In their pitch for a new on-campus stadium, UNLV officials and their consultants have rarely mentioned the university’s football team.

Until now.

UNLV stadium consultant Mark Rosentraub says a new on-campus venue — combined with the growing size of the Las Vegas region’s media market — could appeal to major football conference TV networks, to give the university leverage to join a BCS conference like the Pac-12 or Big Ten and to draw millions of dollars in new TV revenue.

A new University of Nevada, Las Vegas stadium would allow flexibility in game times and allow UNLV to play afternoon games, which appeal to college TV networks that want to offer the biggest slate of games possible, Rosentraub said. UNLV plays at night at Sam Boyd Stadium, seven miles from campus, because of the afternoon desert heat.

Revenue derived from playing in a big conference with a lucrative TV broadcast rights deal would deliver millions of dollars to UNLV — money that administrators could use to keep a lid on student fees and underwrite other sports programs.

A new on-campus venue “would let UNLV pursue its longer-term aspirational goal of being an attractive addition to a BCS conference and its TV network,” Rosentraub told the Review-Journal.

“Such a linkage for its football and basketball programs would enhance TV revenues allowing UNLV’s athletic program to minimize dependency on any other revenue sources, including student fees,” Rosentraub said.

The Las Vegas TV market is the 40th largest in the country, but Rosentraub argued its growth will land the TV market in the mid-30s in future years.

Rosentraub on Thursday is scheduled to appear before the UNLV stadium board to discuss the array of planned and recently-built college stadiums. The 11-member panel, made up of Regents, casino company representatives and public officials, is studying the need, scope, cost and funding of a proposed stadium at the University of Nevada, Las Vegas.

UNLV previously floated a $900 million, 60,000-seat domed stadium concept with private developer Majestic Realty. But after cutting ties with Majestic, the university is now partnering with Las Vegas’ casino-hotel industry — through the stadium board — to determine whether a dome is needed and recommend the proposed stadium’s number of seats, size and price.

Universities across the country have jumped from their traditional conferences to other conferences in the name of increased TV revenue. Consider schools such as Nebraska, Maryland and Rutgers, which have switched to the Big Ten.

The Big Ten has one of the biggest TV contracts in college sports.

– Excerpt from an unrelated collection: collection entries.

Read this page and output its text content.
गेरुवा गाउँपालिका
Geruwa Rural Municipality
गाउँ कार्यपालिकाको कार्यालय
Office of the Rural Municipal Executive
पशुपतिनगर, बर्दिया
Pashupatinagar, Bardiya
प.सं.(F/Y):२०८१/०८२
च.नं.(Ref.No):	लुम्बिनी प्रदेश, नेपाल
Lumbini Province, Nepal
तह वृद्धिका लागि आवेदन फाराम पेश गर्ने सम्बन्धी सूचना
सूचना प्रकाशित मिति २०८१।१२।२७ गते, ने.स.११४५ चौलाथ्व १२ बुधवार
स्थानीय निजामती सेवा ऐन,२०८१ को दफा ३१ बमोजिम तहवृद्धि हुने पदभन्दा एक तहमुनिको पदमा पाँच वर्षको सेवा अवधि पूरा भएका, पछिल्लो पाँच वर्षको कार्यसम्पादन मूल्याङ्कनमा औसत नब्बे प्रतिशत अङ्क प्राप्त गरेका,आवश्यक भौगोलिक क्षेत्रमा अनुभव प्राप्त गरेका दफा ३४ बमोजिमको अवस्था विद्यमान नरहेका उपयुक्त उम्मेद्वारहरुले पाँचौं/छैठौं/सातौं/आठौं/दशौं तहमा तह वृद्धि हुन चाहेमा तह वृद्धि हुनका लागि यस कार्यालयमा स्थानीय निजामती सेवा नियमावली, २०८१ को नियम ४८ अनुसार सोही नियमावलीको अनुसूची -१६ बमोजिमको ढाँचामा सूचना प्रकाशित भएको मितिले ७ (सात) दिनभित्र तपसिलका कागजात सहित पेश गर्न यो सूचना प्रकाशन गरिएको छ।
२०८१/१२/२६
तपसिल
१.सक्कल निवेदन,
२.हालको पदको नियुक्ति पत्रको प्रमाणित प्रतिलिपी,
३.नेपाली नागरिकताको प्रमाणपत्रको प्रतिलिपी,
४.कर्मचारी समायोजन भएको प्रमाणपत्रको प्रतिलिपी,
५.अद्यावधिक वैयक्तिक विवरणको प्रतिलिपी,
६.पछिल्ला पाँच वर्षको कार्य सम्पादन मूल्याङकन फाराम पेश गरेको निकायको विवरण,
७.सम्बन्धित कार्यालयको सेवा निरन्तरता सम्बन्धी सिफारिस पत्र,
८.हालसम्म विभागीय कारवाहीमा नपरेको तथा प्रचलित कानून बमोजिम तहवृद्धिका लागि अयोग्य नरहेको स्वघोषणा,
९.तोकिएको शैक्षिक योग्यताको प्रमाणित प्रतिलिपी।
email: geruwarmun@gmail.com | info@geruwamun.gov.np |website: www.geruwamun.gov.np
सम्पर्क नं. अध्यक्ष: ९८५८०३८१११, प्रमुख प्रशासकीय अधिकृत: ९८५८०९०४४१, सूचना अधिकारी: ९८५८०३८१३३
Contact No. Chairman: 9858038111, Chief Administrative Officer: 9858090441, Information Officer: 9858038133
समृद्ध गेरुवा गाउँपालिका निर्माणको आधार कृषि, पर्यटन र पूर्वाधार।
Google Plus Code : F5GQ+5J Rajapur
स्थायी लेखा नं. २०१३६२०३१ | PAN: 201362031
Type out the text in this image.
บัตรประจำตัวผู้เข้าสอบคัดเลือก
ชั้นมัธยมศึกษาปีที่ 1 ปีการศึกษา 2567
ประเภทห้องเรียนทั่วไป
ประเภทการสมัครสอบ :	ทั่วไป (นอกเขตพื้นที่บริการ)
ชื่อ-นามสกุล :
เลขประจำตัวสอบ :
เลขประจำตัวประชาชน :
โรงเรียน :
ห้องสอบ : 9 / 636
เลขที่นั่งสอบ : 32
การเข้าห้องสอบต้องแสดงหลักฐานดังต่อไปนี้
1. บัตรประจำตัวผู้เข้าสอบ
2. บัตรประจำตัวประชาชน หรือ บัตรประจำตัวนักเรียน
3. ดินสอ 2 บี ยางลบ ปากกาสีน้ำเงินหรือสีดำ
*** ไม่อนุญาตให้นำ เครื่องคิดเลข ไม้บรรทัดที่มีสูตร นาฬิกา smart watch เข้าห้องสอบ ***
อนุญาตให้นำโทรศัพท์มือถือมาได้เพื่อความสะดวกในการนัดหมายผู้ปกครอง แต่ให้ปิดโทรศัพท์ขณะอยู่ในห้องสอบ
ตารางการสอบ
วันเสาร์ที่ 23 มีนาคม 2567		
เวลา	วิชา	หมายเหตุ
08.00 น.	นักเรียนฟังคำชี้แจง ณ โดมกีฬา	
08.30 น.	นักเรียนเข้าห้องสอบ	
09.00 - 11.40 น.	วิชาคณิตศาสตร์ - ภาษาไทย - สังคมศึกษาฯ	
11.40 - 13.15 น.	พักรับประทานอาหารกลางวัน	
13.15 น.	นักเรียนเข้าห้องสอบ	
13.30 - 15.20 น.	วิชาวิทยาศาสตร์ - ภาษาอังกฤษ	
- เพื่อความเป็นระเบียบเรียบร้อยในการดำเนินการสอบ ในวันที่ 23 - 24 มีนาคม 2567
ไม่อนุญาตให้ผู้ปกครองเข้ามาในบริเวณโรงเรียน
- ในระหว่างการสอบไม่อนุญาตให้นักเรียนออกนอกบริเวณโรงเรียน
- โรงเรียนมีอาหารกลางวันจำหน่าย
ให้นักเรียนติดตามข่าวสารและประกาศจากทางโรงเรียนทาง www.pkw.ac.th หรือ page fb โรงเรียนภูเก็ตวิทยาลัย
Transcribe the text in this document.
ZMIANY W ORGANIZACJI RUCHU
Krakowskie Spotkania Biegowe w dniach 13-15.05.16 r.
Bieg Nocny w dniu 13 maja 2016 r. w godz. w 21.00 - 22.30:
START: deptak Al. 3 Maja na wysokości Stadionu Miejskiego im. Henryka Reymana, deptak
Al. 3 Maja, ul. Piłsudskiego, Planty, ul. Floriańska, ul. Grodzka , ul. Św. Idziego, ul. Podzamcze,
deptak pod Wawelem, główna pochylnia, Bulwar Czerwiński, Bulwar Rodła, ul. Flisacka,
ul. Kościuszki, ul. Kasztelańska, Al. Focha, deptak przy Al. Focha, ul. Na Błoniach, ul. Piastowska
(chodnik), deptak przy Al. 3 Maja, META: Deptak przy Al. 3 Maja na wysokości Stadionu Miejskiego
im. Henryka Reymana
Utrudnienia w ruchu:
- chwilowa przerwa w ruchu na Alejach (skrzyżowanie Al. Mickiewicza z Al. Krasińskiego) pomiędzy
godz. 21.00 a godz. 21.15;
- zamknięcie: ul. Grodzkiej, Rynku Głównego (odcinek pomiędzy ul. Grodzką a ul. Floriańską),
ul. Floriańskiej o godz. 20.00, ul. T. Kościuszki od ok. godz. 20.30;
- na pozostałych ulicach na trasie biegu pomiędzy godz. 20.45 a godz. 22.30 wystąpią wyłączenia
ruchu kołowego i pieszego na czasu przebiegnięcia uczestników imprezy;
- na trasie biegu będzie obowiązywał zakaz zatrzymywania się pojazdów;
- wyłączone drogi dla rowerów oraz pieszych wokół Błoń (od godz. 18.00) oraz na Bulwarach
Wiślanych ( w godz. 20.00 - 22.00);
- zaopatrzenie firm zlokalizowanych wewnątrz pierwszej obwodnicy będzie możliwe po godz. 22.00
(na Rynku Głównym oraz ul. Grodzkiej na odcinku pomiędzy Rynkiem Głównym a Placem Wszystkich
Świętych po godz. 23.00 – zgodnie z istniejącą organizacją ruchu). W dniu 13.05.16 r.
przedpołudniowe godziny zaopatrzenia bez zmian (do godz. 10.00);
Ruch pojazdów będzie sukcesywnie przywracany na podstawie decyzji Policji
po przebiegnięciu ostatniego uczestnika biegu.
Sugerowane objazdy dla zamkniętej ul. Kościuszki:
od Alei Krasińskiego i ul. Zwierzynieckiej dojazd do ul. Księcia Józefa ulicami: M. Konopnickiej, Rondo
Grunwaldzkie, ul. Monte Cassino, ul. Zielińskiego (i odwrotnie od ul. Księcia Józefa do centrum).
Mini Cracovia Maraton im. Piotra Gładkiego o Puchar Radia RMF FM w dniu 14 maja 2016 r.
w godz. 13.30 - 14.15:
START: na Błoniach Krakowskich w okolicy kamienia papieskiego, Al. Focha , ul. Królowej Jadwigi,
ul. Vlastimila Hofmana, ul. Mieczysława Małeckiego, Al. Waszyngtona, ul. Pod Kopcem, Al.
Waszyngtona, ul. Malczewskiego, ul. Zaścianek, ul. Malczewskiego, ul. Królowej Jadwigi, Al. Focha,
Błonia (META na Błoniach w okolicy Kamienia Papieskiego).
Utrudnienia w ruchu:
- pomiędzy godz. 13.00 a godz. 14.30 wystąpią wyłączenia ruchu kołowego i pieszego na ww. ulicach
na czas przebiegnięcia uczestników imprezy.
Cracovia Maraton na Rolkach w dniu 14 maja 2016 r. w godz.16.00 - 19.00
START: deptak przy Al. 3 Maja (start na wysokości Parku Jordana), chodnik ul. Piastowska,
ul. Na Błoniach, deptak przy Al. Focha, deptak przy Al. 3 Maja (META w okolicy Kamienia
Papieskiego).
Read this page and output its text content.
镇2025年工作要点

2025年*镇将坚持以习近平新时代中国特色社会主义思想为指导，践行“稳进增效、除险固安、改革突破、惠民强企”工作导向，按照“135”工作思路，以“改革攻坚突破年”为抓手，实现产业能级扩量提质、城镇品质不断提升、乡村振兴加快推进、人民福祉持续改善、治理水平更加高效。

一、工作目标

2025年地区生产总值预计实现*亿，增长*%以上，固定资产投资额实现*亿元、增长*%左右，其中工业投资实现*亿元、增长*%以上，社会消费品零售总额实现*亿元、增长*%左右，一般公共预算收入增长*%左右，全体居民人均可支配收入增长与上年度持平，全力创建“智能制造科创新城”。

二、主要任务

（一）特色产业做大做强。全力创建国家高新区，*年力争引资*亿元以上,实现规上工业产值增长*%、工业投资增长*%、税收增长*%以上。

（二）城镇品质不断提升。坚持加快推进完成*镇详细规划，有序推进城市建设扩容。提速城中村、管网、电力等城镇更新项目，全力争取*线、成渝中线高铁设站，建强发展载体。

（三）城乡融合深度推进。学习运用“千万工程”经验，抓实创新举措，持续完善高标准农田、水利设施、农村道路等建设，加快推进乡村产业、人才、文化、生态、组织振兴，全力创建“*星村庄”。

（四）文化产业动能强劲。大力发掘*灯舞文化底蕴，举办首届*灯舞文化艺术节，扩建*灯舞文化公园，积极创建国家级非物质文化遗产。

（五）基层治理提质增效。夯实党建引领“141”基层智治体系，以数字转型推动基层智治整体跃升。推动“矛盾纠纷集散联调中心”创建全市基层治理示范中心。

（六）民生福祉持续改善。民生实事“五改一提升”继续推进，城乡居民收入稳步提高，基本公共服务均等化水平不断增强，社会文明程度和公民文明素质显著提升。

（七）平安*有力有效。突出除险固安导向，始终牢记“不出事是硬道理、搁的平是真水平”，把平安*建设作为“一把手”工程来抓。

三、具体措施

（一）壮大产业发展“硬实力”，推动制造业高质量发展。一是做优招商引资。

According to published reports, the Big Ten distributes $24 million to each school, with the TV payout spiking potentially to as much as $35 million in 2017, while the Pac 12 distributes about $21 million to each member school.

Those annual payments dwarf the $613,636 in national TV revenues that UNLV’s football program received this season.

In total, networks pay more than $10 billion in annual college football broadcast rights.

Former banker and ex-casino executive Don Snyder, who is spearheading the university’s push for a stadium as chairman of the stadium board, acknowledged the linkage between a new venue and appeal to BCS conferences and their TV partners.

“BCS conferences help define both our athletic and academic aspirations, and the enhanced media revenues which would result will be good for the university as a whole,” Snyder said Monday.

Regent Cedric Crear, a stadium board member, likes the concept.

“That’s one of the many positive factors that plays into why a stadium on campus makes sense,” Crear said.

Pat Christenson, president of Las Vegas Events, the non-profit that markets and promotes sports events and concerts in the region, warned that opening a new on-campus stadium is just one piece of the puzzle toward gaining membership in a BCS conference.

“It would enhance UNLV’s chances. It would be another piece of the puzzle to getting into a BCS conference but a new stadium by itself wouldn’t get UNLV into a conference,” Christenson said Monday.